I'm planning to follow the lead of Lars Erik Holmquist with respect to [one of] his goals for the PLAY Research Group: build a multidisciplinary team composed of multidisciplinary people. As Anne Galloway relayed this idea (in what may be an unexpected recursion based on something I may have sent / said to her about Lars Erik's CHI 2000 organizational overview talk):
Alan Kay once remarked that he was attracted to the MIT Media Lab because of the..."attempt to collide technology with the arts, rather than [to] collide technologists with artists," and continued "You're always better getting people who have already had that collision in themselves." In PLAY, rather than composing a multi-disciplinary group, we try to have a group of multi-disciplinary people ... No group member specializes in only one topic. A typical member has a degree in a relevant field such as computer science, informatics or fine arts, but a strong interest in several other fields such as electrical engineering, linguistics, literature, film, or music. Whether accompanied by academic degrees or not, a wide range of interests is seen as a vital factor in the composition of the group.
Ideally, we will compose a diverse group of diverse people, with a variety of skills, from a variety of backgrounds, who respect each other and work well together, even though - or perhaps because - we may not always agree with each other (indeed, I hope we won't always agree with each other). I have enjoyed many conversations with many talented people so far, and I welcome the opportunity to initiate or renew conversations with other talented people. If current trends continue, we may be able to assemble a dream team without ever having to compose or post a formal job description.

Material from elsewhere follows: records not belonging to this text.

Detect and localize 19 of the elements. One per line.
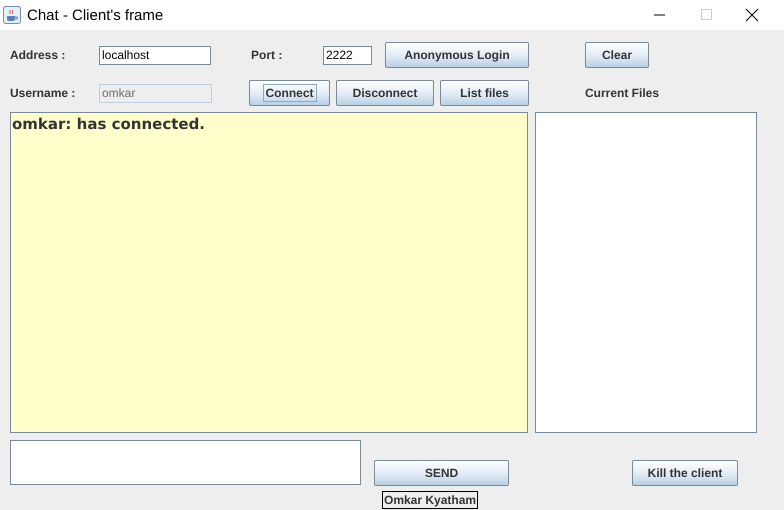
files-list[interactable]: [535, 112, 757, 433]
list-files-button[interactable]: List files: [440, 80, 529, 106]
coffee-cup-icon: [3, 6, 21, 24]
current-files-label: Current Files: [585, 86, 660, 100]
port-label: Port :: [251, 48, 284, 62]
connect-button[interactable]: Connect: [249, 80, 330, 106]
address-label: Address :: [10, 48, 66, 62]
disconnect-button[interactable]: Disconnect: [336, 80, 434, 106]
port-field[interactable]: 2222: [323, 46, 372, 64]
chat-message: omkar: has connected.: [12, 115, 206, 133]
kill-button[interactable]: Kill the client: [632, 460, 738, 486]
window-title: Chat - Client's frame: [27, 6, 164, 24]
clear-button[interactable]: Clear: [585, 42, 649, 68]
send-button[interactable]: SEND: [374, 460, 509, 486]
address-field[interactable]: localhost: [99, 46, 211, 64]
author-label: Omkar Kyatham: [382, 491, 478, 509]
message-field[interactable]: [10, 440, 361, 485]
username-label: Username :: [10, 86, 76, 100]
anonymous-button[interactable]: Anonymous Login: [385, 42, 529, 68]
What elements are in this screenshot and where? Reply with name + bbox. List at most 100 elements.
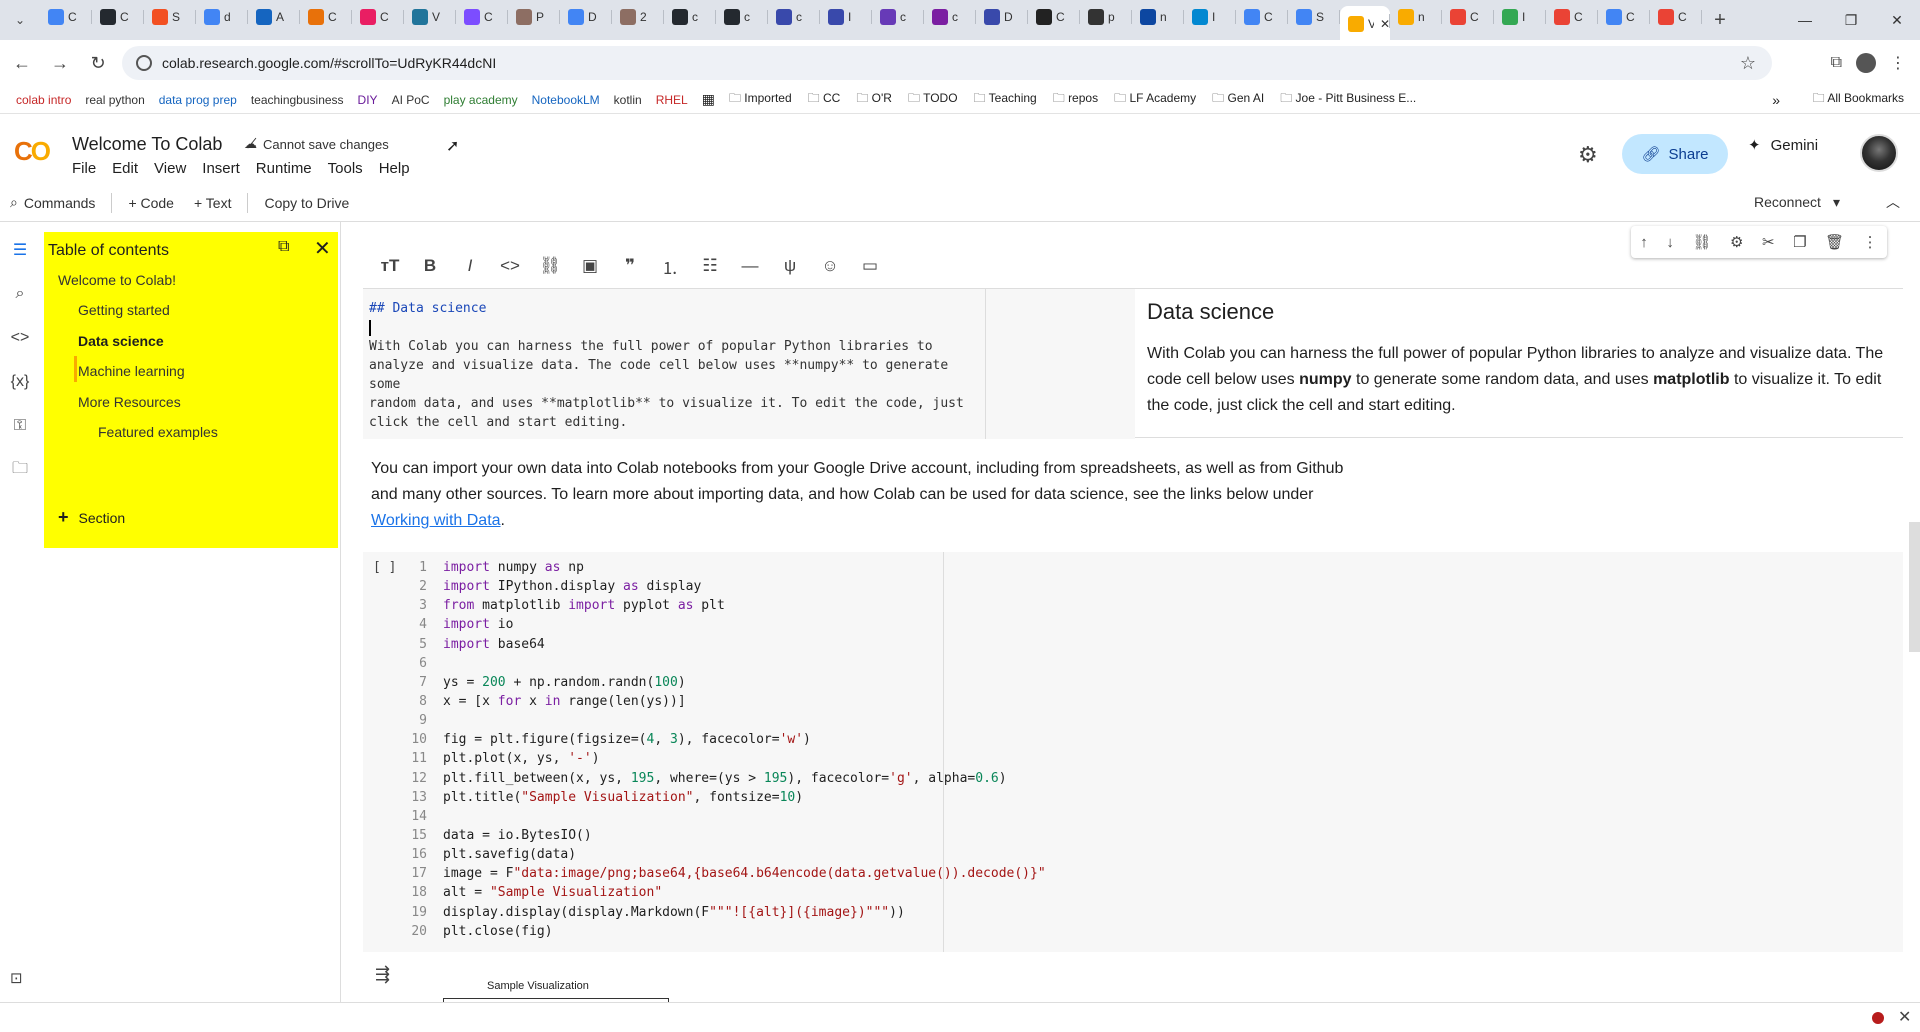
menu-file[interactable]: File	[72, 160, 96, 177]
reload-icon[interactable]: ↻	[82, 47, 114, 79]
forward-icon[interactable]: →	[44, 47, 76, 79]
bulleted-list-icon[interactable]: ☷	[697, 256, 723, 276]
browser-tab[interactable]: c	[716, 2, 768, 32]
bookmark-folder[interactable]: O'R	[850, 87, 898, 112]
browser-tab[interactable]: 2	[612, 2, 664, 32]
toc-item[interactable]: Machine learning	[78, 363, 185, 379]
share-button[interactable]: 🔗︎ Share	[1622, 134, 1728, 174]
bookmark-folder[interactable]: Teaching	[968, 87, 1043, 112]
browser-tab[interactable]: I	[1494, 2, 1546, 32]
browser-tab[interactable]: c	[768, 2, 820, 32]
toc-item[interactable]: Data science	[78, 333, 164, 349]
output-options-icon[interactable]: ⇶	[375, 964, 390, 985]
browser-tab[interactable]: C	[1598, 2, 1650, 32]
preview-toggle-icon[interactable]: ▭	[857, 256, 883, 276]
add-section-button[interactable]: + Section	[58, 508, 125, 526]
close-icon[interactable]: ✕	[314, 236, 331, 261]
blockquote-icon[interactable]: ❞	[617, 256, 643, 276]
menu-view[interactable]: View	[154, 160, 186, 177]
files-folder-icon[interactable]: 🗀	[8, 458, 32, 482]
toc-list-icon[interactable]: ☰	[8, 238, 32, 262]
close-icon[interactable]: ✕	[1898, 1007, 1911, 1027]
browser-tab[interactable]: V	[404, 2, 456, 32]
heading-icon[interactable]: тT	[377, 256, 403, 276]
bookmark-item[interactable]: AI PoC	[386, 91, 436, 109]
browser-tab[interactable]: d	[196, 2, 248, 32]
menu-runtime[interactable]: Runtime	[256, 160, 312, 177]
browser-tab[interactable]: C	[1236, 2, 1288, 32]
back-icon[interactable]: ←	[6, 47, 38, 79]
menu-edit[interactable]: Edit	[112, 160, 138, 177]
browser-tab[interactable]: C	[40, 2, 92, 32]
variables-icon[interactable]: {x}	[8, 370, 32, 394]
latex-psi-icon[interactable]: ψ	[777, 256, 803, 276]
toc-item[interactable]: Welcome to Colab!	[58, 272, 176, 288]
bookmark-item[interactable]: teachingbusiness	[245, 91, 350, 109]
collapse-header-icon[interactable]: ︿	[1886, 192, 1900, 212]
browser-tab[interactable]: S	[1288, 2, 1340, 32]
scrollbar[interactable]	[1909, 522, 1920, 652]
browser-tab[interactable]: P	[508, 2, 560, 32]
browser-tab[interactable]: S	[144, 2, 196, 32]
toc-item[interactable]: Getting started	[78, 302, 170, 318]
minimize-icon[interactable]: —	[1782, 0, 1828, 40]
browser-tab[interactable]: C	[1442, 2, 1494, 32]
browser-tab[interactable]: C	[1650, 2, 1702, 32]
add-code-button[interactable]: + Code	[118, 195, 184, 211]
bookmark-star-icon[interactable]: ☆	[1740, 53, 1756, 74]
browser-tab[interactable]: c	[924, 2, 976, 32]
menu-help[interactable]: Help	[379, 160, 410, 177]
markdown-cell[interactable]: ## Data science With Colab you can harne…	[363, 288, 1903, 439]
copy-to-drive-button[interactable]: Copy to Drive	[254, 195, 359, 211]
insert-link-icon[interactable]: ⛓	[537, 256, 563, 276]
bookmark-folder[interactable]: Gen AI	[1206, 87, 1270, 112]
bookmark-item[interactable]: data prog prep	[153, 91, 243, 109]
add-text-button[interactable]: + Text	[184, 195, 242, 211]
profile-avatar[interactable]	[1856, 53, 1876, 73]
new-tab-button[interactable]: +	[1702, 9, 1738, 32]
menu-tools[interactable]: Tools	[328, 160, 363, 177]
horizontal-rule-icon[interactable]: —	[737, 256, 763, 276]
close-window-icon[interactable]: ✕	[1874, 0, 1920, 40]
browser-tab[interactable]: C	[456, 2, 508, 32]
apps-grid-icon[interactable]: ▦	[696, 89, 721, 110]
bold-icon[interactable]: B	[417, 256, 443, 276]
user-avatar[interactable]	[1860, 134, 1898, 172]
browser-tab[interactable]: I	[1184, 2, 1236, 32]
more-bookmarks-icon[interactable]: »	[1772, 92, 1780, 108]
emoji-icon[interactable]: ☺	[817, 256, 843, 276]
markdown-source-editor[interactable]: ## Data science With Colab you can harne…	[363, 289, 985, 439]
bookmark-item[interactable]: kotlin	[608, 91, 648, 109]
bookmark-folder[interactable]: repos	[1047, 87, 1104, 112]
bookmark-item[interactable]: real python	[79, 91, 150, 109]
browser-tab[interactable]: C	[352, 2, 404, 32]
browser-tab[interactable]: V ✕	[1340, 6, 1390, 42]
browser-menu-icon[interactable]: ⋮	[1890, 53, 1906, 73]
chevron-down-icon[interactable]: ▾	[1833, 194, 1840, 211]
restore-icon[interactable]: ❐	[1828, 0, 1874, 40]
site-info-icon[interactable]	[136, 55, 152, 71]
toc-item[interactable]: More Resources	[78, 394, 181, 410]
tab-search-icon[interactable]: ⌄	[0, 0, 40, 40]
colab-logo[interactable]: CO	[14, 136, 51, 167]
bookmark-item[interactable]: NotebookLM	[526, 91, 606, 109]
extensions-icon[interactable]: ⧉	[1831, 54, 1842, 72]
code-snippets-icon[interactable]: <>	[8, 326, 32, 350]
open-in-tab-icon[interactable]: ⧉	[278, 238, 289, 256]
browser-tab[interactable]: C	[92, 2, 144, 32]
reconnect-button[interactable]: Reconnect ▾	[1754, 194, 1840, 211]
browser-tab[interactable]: c	[664, 2, 716, 32]
browser-tab[interactable]: c	[872, 2, 924, 32]
secrets-key-icon[interactable]: ⚿	[8, 414, 32, 438]
browser-tab[interactable]: I	[820, 2, 872, 32]
bookmark-item[interactable]: play academy	[438, 91, 524, 109]
browser-tab[interactable]: C	[1546, 2, 1598, 32]
url-input[interactable]: colab.research.google.com/#scrollTo=UdRy…	[122, 46, 1772, 80]
numbered-list-icon[interactable]: ⒈	[657, 254, 683, 279]
browser-tab[interactable]: C	[1028, 2, 1080, 32]
toc-item[interactable]: Featured examples	[98, 424, 218, 440]
menu-insert[interactable]: Insert	[202, 160, 240, 177]
bookmark-folder[interactable]: LF Academy	[1108, 87, 1202, 112]
settings-gear-icon[interactable]: ⚙	[1578, 142, 1598, 168]
notebook-title[interactable]: Welcome To Colab	[72, 134, 222, 155]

As I mentioned in my review of First Break All the Rules: What the World's Greatest Managers Do Differently, I subscribe to the philosophy of Bud Grant, former head coach of the Minnesota Vikings:
You can’t draw up plays and then just plug your players in. No matter how well you have designed your play book, it’s useless if you don’t know which plays your players can run. When I draw up my play book, I always go from the players to the play.
Given my commitment to multidisciplinarity, I'm going one step further and not even specifying player positions at this early stage, hoping that we will be able attract just the right people with just the right talents to accomplish our innovation mission.
[Update: I forgot to mention that we have a number of more formally specified job openings at many of our other sites around the world. The (Senior) Mobile User Experience / Interaction Designer position may be of particular interest to some of my international friends.]